Even after the story of Mister Kline had been put to rest and readers had left the Assassin, Baal, and the Sons to the tender mercies of the timestream, a couple of stragglers arrived late to the party. Our first guests are Mister Hyde and the Scorpion, whom Kline had captured and replaced with androids which didn't fare well after separate encounters with DD and the Widow. Five months after this final story sees print, they both escape their confines and speculate on just who captured them and why--leading to a final bow for Kline in the form of an unashamed teaser for readers* of Captain America and the Falcon:
*"Scrupulous Stan" has his facts a little skewed, in that Kline wasn't at war with Earth... and it was the Final Sons of Man who were from thirty centuries in the future, rather than Kline.
Secondly, we bring things with this character to an end with the 1970s installment of the Marvel Legacy handbooks from 2006-07 which provides a profile on Mister Kline, its writer(s) seeking to bring order to chaos by connecting this story's dots with the addition of information not previously conceived or divulged.
3 comments:
Daredevil sure was a nutty comic back then!
That's okay, I'm sentimental about Bronze Age weirdness.
M.P.
And this was even before Steve Gerber started writing Daredevil, M.P.
You have to wonder why a super computer from the 50th century - or 12,000 years in the future or whatever it was - advanced enough to send a robot back in time would need to employ the Owl.

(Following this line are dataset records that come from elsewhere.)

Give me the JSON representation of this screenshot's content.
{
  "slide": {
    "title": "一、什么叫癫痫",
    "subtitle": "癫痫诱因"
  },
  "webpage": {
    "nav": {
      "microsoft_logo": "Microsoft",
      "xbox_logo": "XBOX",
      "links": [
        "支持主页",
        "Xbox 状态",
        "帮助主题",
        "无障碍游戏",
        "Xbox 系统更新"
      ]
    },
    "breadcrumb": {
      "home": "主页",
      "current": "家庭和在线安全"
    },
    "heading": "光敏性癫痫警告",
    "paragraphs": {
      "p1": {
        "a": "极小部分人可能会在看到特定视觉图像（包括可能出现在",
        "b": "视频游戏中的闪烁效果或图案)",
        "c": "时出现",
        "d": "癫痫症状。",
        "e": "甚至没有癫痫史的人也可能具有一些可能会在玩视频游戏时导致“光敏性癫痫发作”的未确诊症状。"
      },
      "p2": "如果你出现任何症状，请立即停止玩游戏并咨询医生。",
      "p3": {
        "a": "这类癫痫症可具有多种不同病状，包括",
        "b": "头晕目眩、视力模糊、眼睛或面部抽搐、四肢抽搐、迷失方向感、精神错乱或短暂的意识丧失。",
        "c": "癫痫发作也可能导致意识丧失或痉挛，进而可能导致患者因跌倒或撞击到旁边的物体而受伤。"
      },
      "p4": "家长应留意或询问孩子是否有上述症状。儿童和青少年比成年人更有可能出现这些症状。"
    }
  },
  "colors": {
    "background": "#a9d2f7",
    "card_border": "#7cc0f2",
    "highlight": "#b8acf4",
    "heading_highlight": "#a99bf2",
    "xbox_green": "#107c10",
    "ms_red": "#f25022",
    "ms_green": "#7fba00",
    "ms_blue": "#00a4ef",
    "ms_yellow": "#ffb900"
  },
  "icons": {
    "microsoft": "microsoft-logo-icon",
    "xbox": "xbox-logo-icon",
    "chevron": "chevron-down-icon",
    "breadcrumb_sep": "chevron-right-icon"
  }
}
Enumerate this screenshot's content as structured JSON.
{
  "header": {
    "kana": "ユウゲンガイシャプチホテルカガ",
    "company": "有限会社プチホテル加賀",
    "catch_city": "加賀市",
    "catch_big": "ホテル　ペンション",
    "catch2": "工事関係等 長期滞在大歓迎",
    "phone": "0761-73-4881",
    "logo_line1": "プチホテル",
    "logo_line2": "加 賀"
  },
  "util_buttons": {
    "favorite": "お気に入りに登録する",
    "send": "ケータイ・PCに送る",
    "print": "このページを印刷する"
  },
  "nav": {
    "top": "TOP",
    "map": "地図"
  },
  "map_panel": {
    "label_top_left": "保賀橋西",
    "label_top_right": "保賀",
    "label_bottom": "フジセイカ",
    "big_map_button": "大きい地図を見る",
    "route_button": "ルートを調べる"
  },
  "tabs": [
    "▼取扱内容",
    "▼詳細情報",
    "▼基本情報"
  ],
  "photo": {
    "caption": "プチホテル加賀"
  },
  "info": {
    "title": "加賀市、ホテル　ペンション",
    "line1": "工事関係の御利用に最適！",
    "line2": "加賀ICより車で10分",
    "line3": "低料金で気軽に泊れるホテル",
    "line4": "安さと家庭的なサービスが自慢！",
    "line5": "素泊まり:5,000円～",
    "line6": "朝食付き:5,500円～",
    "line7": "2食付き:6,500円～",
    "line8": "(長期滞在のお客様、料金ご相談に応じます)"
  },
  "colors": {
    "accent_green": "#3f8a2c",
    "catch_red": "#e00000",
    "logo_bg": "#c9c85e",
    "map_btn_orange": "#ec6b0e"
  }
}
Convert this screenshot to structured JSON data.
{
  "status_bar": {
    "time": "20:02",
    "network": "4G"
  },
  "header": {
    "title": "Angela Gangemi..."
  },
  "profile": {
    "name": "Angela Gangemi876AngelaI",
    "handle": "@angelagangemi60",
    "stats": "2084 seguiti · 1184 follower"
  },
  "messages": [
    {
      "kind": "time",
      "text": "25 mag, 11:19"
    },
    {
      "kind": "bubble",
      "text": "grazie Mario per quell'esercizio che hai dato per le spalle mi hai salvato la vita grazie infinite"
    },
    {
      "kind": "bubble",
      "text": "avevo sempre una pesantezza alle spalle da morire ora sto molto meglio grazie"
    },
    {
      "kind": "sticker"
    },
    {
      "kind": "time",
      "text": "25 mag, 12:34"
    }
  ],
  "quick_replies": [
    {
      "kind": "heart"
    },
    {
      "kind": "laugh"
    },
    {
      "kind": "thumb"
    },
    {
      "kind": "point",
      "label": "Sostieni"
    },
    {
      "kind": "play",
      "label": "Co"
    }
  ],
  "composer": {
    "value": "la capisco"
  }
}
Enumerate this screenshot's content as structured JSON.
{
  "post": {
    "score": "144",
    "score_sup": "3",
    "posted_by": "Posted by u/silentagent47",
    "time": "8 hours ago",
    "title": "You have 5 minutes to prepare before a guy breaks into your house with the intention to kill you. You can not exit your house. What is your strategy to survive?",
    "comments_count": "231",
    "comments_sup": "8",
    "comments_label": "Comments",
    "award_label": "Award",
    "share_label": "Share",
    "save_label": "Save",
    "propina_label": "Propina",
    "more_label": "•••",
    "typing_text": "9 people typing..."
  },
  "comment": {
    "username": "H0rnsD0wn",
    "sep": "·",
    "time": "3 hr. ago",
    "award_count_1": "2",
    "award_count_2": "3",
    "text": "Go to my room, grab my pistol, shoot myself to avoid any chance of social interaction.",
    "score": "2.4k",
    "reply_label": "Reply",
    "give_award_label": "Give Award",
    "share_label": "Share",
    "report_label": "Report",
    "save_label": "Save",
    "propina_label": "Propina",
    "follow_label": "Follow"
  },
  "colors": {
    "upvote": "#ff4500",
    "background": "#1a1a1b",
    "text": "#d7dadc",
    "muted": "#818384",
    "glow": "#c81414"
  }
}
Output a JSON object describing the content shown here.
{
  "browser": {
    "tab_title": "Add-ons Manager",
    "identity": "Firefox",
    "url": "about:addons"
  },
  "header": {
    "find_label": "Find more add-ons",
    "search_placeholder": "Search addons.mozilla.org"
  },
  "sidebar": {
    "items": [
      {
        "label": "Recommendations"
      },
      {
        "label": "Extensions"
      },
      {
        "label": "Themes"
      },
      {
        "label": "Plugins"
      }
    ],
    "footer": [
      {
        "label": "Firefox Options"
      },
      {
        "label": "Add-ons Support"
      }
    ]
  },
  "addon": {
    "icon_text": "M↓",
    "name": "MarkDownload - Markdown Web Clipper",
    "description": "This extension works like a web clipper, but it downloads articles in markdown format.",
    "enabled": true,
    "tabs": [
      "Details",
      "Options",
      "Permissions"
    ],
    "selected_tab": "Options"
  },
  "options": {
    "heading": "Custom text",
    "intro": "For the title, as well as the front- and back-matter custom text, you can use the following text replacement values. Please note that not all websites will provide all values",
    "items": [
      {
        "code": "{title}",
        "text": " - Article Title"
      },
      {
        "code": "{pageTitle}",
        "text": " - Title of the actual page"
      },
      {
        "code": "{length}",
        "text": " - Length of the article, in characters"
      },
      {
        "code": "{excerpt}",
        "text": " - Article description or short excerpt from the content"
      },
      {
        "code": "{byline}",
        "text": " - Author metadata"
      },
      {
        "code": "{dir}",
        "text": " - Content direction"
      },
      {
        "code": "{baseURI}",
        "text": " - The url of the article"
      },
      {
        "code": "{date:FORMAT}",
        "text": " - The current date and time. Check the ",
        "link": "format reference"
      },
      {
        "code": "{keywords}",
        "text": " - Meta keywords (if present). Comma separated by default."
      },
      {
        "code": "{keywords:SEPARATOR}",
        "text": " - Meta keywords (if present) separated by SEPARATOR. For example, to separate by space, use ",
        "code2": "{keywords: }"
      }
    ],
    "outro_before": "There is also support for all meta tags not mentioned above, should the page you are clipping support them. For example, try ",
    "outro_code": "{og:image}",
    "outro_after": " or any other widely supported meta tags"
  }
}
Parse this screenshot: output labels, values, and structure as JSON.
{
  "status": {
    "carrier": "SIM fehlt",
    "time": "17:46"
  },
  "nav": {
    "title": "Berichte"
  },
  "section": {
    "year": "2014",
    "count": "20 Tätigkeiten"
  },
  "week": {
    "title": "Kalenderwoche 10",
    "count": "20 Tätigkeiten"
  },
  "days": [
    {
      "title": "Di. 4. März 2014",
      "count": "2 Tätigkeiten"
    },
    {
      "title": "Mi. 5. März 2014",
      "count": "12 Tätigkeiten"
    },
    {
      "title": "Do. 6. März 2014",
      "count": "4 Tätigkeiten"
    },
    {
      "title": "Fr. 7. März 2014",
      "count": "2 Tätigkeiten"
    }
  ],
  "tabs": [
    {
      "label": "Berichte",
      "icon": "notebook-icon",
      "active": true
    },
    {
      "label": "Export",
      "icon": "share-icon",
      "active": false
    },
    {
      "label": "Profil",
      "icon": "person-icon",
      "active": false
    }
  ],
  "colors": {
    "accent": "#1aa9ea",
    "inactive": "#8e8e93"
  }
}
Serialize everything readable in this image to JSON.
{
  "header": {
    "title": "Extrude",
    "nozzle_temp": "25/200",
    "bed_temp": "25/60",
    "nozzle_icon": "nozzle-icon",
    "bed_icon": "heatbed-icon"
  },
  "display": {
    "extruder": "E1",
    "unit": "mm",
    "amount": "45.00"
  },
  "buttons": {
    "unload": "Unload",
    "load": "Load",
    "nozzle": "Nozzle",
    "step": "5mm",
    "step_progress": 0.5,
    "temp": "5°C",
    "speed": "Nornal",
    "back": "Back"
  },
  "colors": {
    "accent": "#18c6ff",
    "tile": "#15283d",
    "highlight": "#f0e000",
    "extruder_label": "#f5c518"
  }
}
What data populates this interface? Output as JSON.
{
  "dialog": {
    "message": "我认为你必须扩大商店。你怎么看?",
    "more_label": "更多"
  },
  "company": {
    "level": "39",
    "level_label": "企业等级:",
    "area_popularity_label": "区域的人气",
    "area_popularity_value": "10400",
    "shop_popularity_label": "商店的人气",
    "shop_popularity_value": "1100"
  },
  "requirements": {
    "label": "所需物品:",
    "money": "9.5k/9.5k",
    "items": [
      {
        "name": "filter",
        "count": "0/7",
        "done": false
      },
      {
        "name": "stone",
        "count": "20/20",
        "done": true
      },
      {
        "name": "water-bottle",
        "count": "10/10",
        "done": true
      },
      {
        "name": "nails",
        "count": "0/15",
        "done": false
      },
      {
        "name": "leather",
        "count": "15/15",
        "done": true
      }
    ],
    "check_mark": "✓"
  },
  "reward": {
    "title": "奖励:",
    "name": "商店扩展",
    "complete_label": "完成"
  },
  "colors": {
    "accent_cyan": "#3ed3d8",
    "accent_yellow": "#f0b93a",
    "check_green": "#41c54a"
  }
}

And of all the global figures of the era who impacted on human history, it intervened against Foggy Nelson...?!?
-sean
The Foggy Nelson factor threw me as well, sean. I could see Kline wanting to focus on Foggy indirectly, as the means to somehow influence or manipulate Murdock--but apparently Foggy's position as Governor (should he be elected) would lead to repercussions for Earth in the centuries to come. I'm almost glad we never learned why, because I don't think I would have been able to swallow any explanation that Conway could have come up with to make that pass muster.